Part of that world-conquering image involves her style. Those pink wigs, bright lip shades and colorful costumes have made her a fashion icon. For a BET show, she paired a green bob wig with knee-high Versace python boots. She turned up at the Grammys in a leopard-print dress and leggings and a tall, “Bride of Frankenstein,” white beehive wig.

“Her clothes are a huge part of her image, and it shows,” stylist Schwan says. “She’s always willing to take risks. She doesn’t really care what anyone thinks.”

Like Gaga, Minaj’s outrageous looks and hilarious rhymes have earned her a large gay following. She has hinted in the past that she’s bisexual, but now suggests she’s asexual — just like one of those plastic Barbie dolls she loves.

“I don’t date women . . . but I don’t date men either,” she told Out last year. Minaj does, however, seem to have a man in her life. Safaree Samuels, who she has known since she was a teenager, is with her constantly and now serves as the rapper’s onstage “hype man.” And maybe more.

Bowlegged Lou says Samuels was introduced as Minaj’s fiancé years ago, and the couple, records show, shared a suburban Atlanta apartment as recently as last year.

“I’m not gonna comment on that one,” Schwan says when asked about Samuels. So maybe they’re just friends. Or maybe they’re something more, and Minaj is just playing coy.
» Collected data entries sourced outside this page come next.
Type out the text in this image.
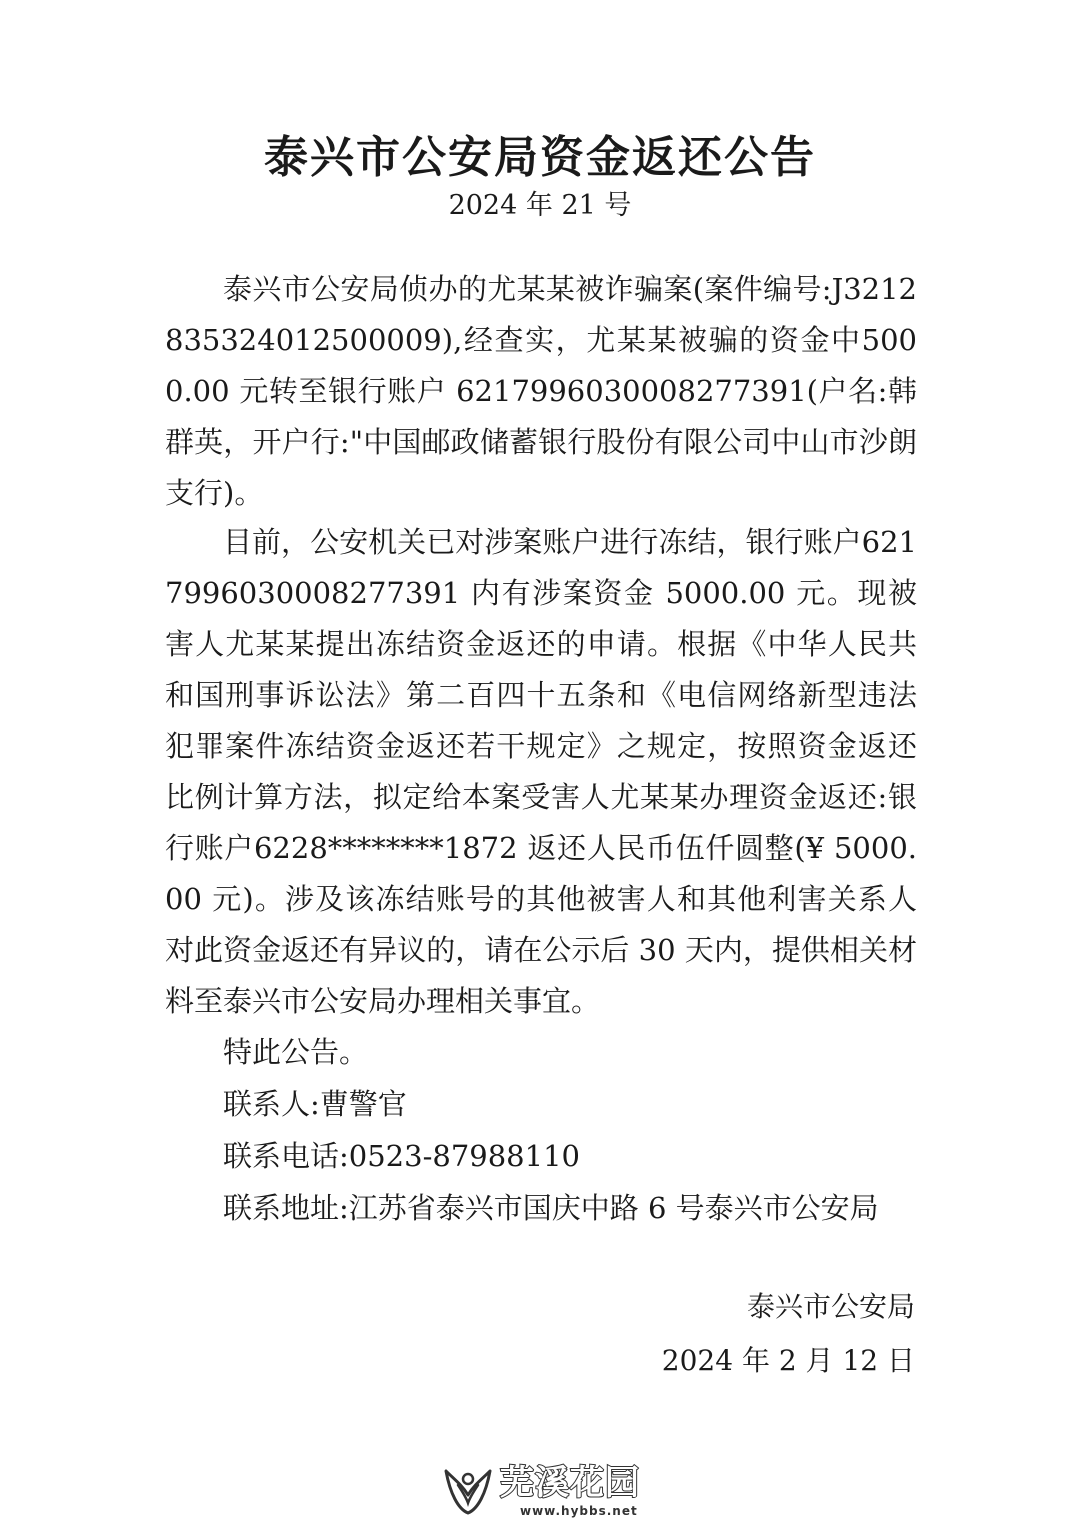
泰兴市公安局资金返还公告
2024 年 21 号

泰兴市公安局侦办的尤某某被诈骗案(案件编号:J3212835324012500009),经查实，尤某某被骗的资金中5000.00 元转至银行账户 6217996030008277391(户名:韩群英，开户行:"中国邮政储蓄银行股份有限公司中山市沙朗支行)。

目前，公安机关已对涉案账户进行冻结，银行账户6217996030008277391 内有涉案资金 5000.00 元。现被害人尤某某提出冻结资金返还的申请。根据《中华人民共和国刑事诉讼法》第二百四十五条和《电信网络新型违法犯罪案件冻结资金返还若干规定》之规定，按照资金返还比例计算方法，拟定给本案受害人尤某某办理资金返还:银行账户6228********1872 返还人民币伍仟圆整(¥ 5000.00 元)。涉及该冻结账号的其他被害人和其他利害关系人对此资金返还有异议的，请在公示后 30 天内，提供相关材料至泰兴市公安局办理相关事宜。

特此公告。

联系人:曹警官

联系电话:0523-87988110

联系地址:江苏省泰兴市国庆中路 6 号泰兴市公安局

泰兴市公安局
2024 年 2 月 12 日
芜溪花园
www.hybbs.net
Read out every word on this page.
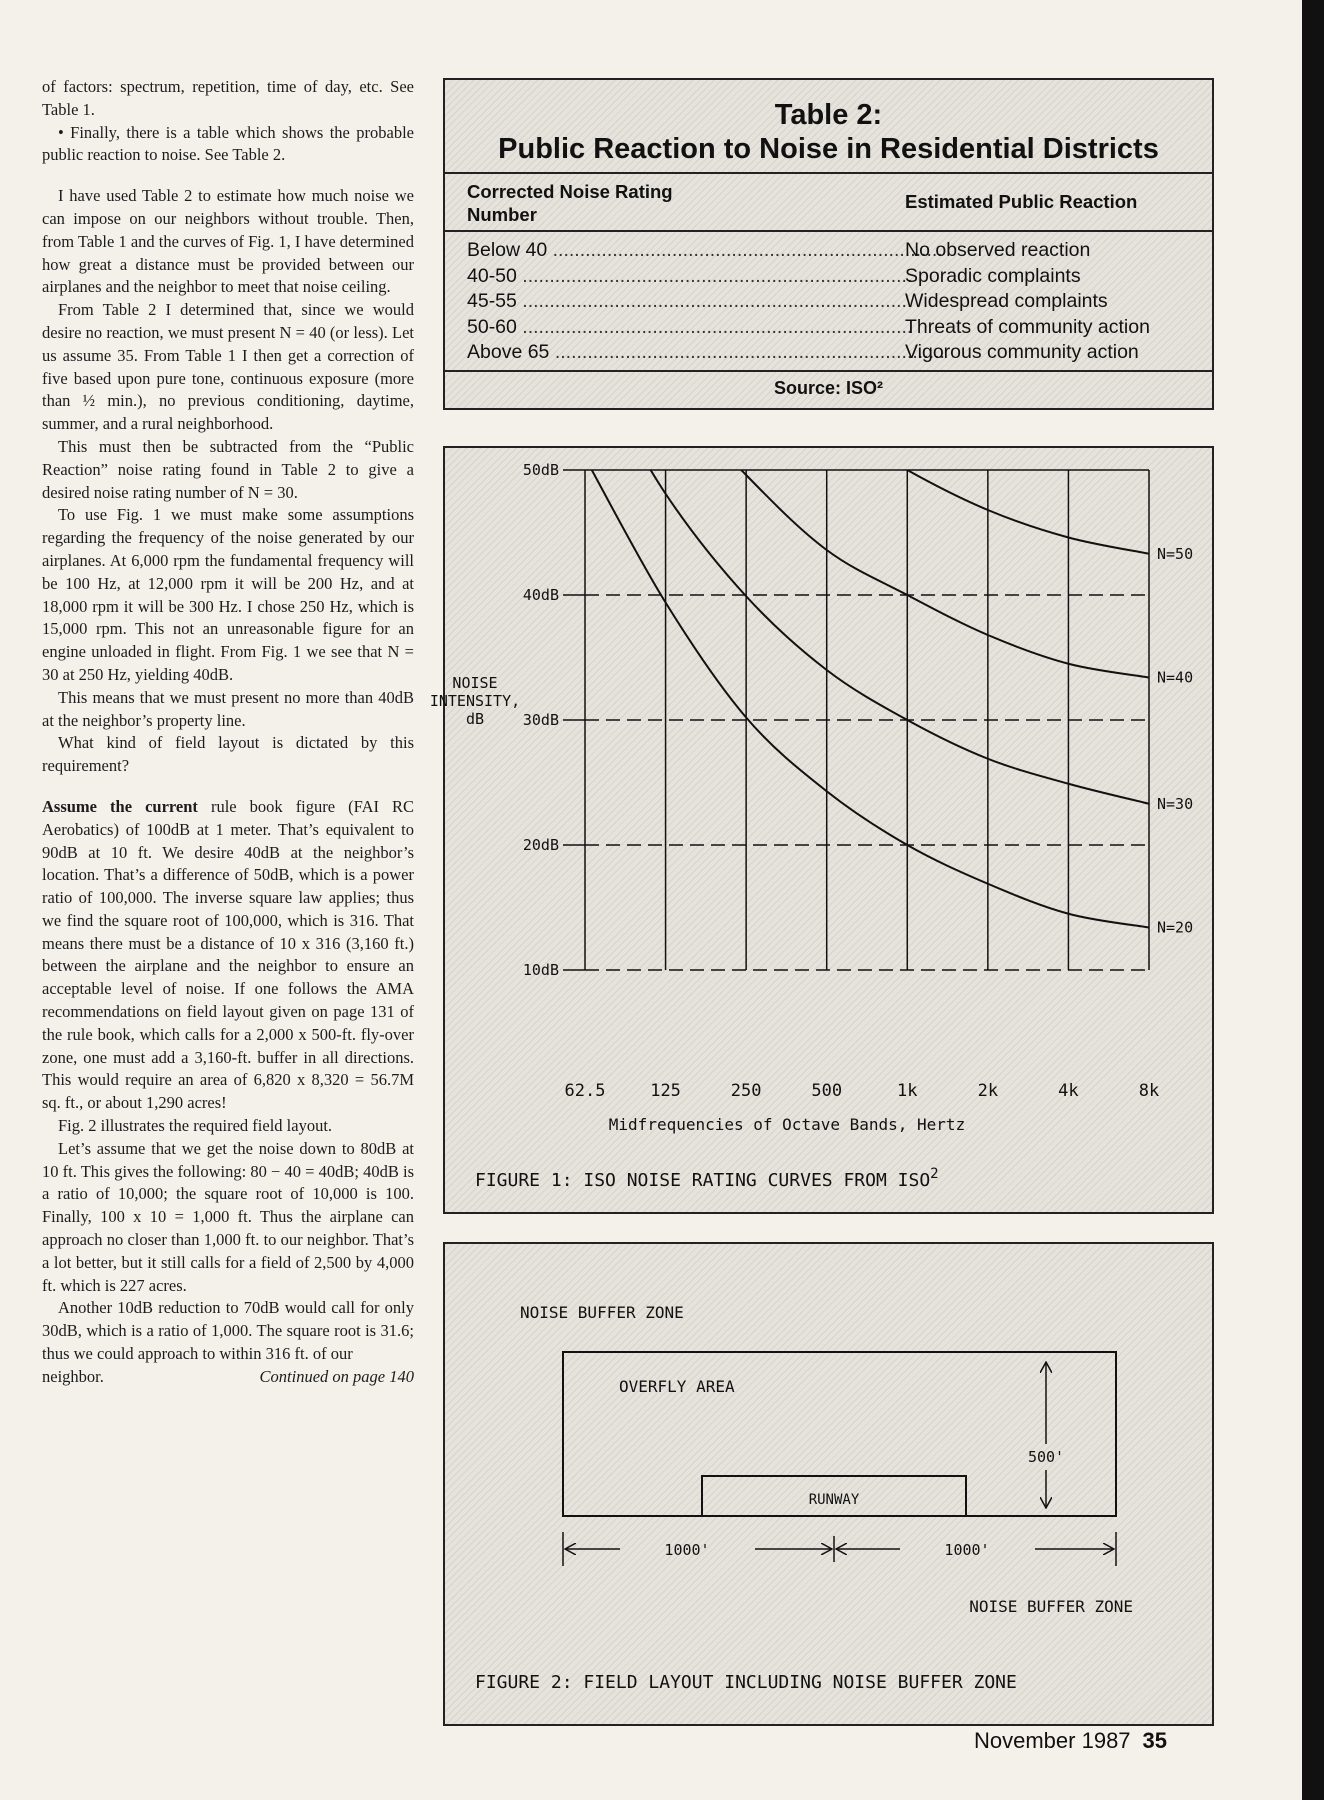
of factors: spectrum, repetition, time of day, etc. See Table 1.

• Finally, there is a table which shows the probable public reaction to noise. See Table 2.

I have used Table 2 to estimate how much noise we can impose on our neighbors without trouble. Then, from Table 1 and the curves of Fig. 1, I have determined how great a distance must be provided between our airplanes and the neighbor to meet that noise ceiling.

From Table 2 I determined that, since we would desire no reaction, we must present N = 40 (or less). Let us assume 35. From Table 1 I then get a correction of five based upon pure tone, continuous exposure (more than ½ min.), no previous conditioning, daytime, summer, and a rural neighborhood.

This must then be subtracted from the “Public Reaction” noise rating found in Table 2 to give a desired noise rating number of N = 30.

To use Fig. 1 we must make some assumptions regarding the frequency of the noise generated by our airplanes. At 6,000 rpm the fundamental frequency will be 100 Hz, at 12,000 rpm it will be 200 Hz, and at 18,000 rpm it will be 300 Hz. I chose 250 Hz, which is 15,000 rpm. This not an unreasonable figure for an engine unloaded in flight. From Fig. 1 we see that N = 30 at 250 Hz, yielding 40dB.

This means that we must present no more than 40dB at the neighbor’s property line.

What kind of field layout is dictated by this requirement?

Assume the current rule book figure (FAI RC Aerobatics) of 100dB at 1 meter. That’s equivalent to 90dB at 10 ft. We desire 40dB at the neighbor’s location. That’s a difference of 50dB, which is a power ratio of 100,000. The inverse square law applies; thus we find the square root of 100,000, which is 316. That means there must be a distance of 10 x 316 (3,160 ft.) between the airplane and the neighbor to ensure an acceptable level of noise. If one follows the AMA recommendations on field layout given on page 131 of the rule book, which calls for a 2,000 x 500-ft. fly-over zone, one must add a 3,160-ft. buffer in all directions. This would require an area of 6,820 x 8,320 = 56.7M sq. ft., or about 1,290 acres!

Fig. 2 illustrates the required field layout.

Let’s assume that we get the noise down to 80dB at 10 ft. This gives the following: 80 − 40 = 40dB; 40dB is a ratio of 10,000; the square root of 10,000 is 100. Finally, 100 x 10 = 1,000 ft. Thus the airplane can approach no closer than 1,000 ft. to our neighbor. That’s a lot better, but it still calls for a field of 2,500 by 4,000 ft. which is 227 acres.

Another 10dB reduction to 70dB would call for only 30dB, which is a ratio of 1,000. The square root is 31.6; thus we could approach to within 316 ft. of our

neighbor.	Continued on page 140
Table 2:
Public Reaction to Noise in Residential Districts
Corrected Noise Rating
Number
Estimated Public Reaction
Below 40 .....	No observed reaction
40-50 .....	Sporadic complaints
45-55 .....	Widespread complaints
50-60 .....	Threats of community action
Above 65 .....	Vigorous community action
Source: ISO²
NOISE
INTENSITY,
dB
Midfrequencies of Octave Bands, Hertz
FIGURE 1: ISO NOISE RATING CURVES FROM ISO$^2$
62.5	125	250	500	1k	2k	4k	8k
50dB
40dB
30dB
20dB
10dB
N=20
N=30
N=40
N=50
NOISE BUFFER ZONE
OVERFLY AREA
RUNWAY
500'
1000'	1000'
NOISE BUFFER ZONE
FIGURE 2: FIELD LAYOUT INCLUDING NOISE BUFFER ZONE
November 1987 35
Minaj, of course, resolutely claims she doesn’t need a man to conquer the world.

“Ladies, don’t depend on a man for anything,” Minaj told a concert audience recently. “Get your own!”

She’s definitely getting hers, boasting of making $50,000 for every verse she contributes to hit singles and now living — at least part-time — in a luxury Los Angeles high rise.

Lady Gaga, watch your back.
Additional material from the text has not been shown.